Illinois has a spending problem, not a revenue problem. It’s one of
the highest-taxed states in the nation, but still among the most
indebted. More tax increases will ultimately make this problem
worse, not better, by driving away the residents and businesses that
generate healthy revenue growth in the long term through economic
growth.
The state has already lost population for six years running, driven
primarily by adults in their prime working years leaving for other
states. The most common reason residents give for wanting to leave
is the high tax burden, according to public opinion polling
conducted for NPR and the University of Illinois-Springfield.

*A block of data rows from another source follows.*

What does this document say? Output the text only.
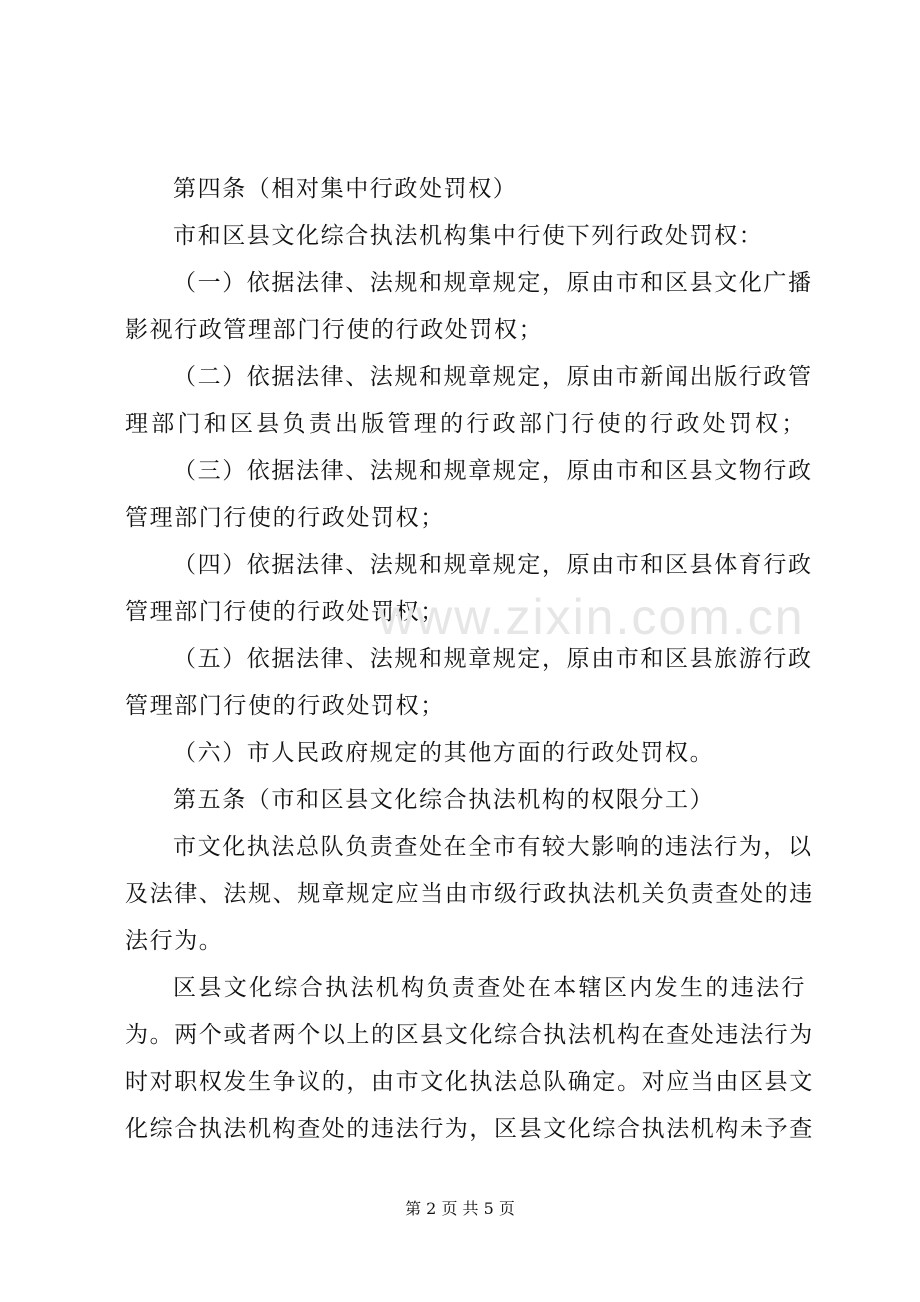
第四条（相对集中行政处罚权）
市和区县文化综合执法机构集中行使下列行政处罚权：
（一）依据法律、法规和规章规定，原由市和区县文化广播
影视行政管理部门行使的行政处罚权；
（二）依据法律、法规和规章规定，原由市新闻出版行政管
理部门和区县负责出版管理的行政部门行使的行政处罚权；
（三）依据法律、法规和规章规定，原由市和区县文物行政
管理部门行使的行政处罚权；
（四）依据法律、法规和规章规定，原由市和区县体育行政
管理部门行使的行政处罚权；
（五）依据法律、法规和规章规定，原由市和区县旅游行政
管理部门行使的行政处罚权；
（六）市人民政府规定的其他方面的行政处罚权。
第五条（市和区县文化综合执法机构的权限分工）
市文化执法总队负责查处在全市有较大影响的违法行为，以
及法律、法规、规章规定应当由市级行政执法机关负责查处的违
法行为。
区县文化综合执法机构负责查处在本辖区内发生的违法行
为。两个或者两个以上的区县文化综合执法机构在查处违法行为
时对职权发生争议的，由市文化执法总队确定。对应当由区县文
化综合执法机构查处的违法行为，区县文化综合执法机构未予查
www.zixin.com.cn
第 2 页 共 5 页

Inefficient spending of existing resources and tax hikes on an
already overtaxed population contributed to poor results during the
past decade. Illinois ranked 46th in the nation for jobs growth in
2019 and saw the largest labor force decline among states, despite
the strong and growing national economy prior to the coronavirus
pandemic. Overall, in the decade after the Great Recession, Illinois
ranked 38th among states for private sector job creation.
Pritzker’s “fair tax” hike would only make these existing problems
worse, taxing over 100,000 small businesses up to 47% more after
they were already damaged by the COVID-19 mandates. Economists and
other public policy experts nearly all agree you should not hike
taxes during a recession.
On Nov. 3, state residents will have the rare opportunity to
directly decide how Illinois should move forward. They can give
Springfield politicians more power to repeat past mistakes with
higher taxes and more wasteful spending. Or taxpayers can say they
already pay enough and it’s time for lawmakers to get spending and
debt under control with structural reforms.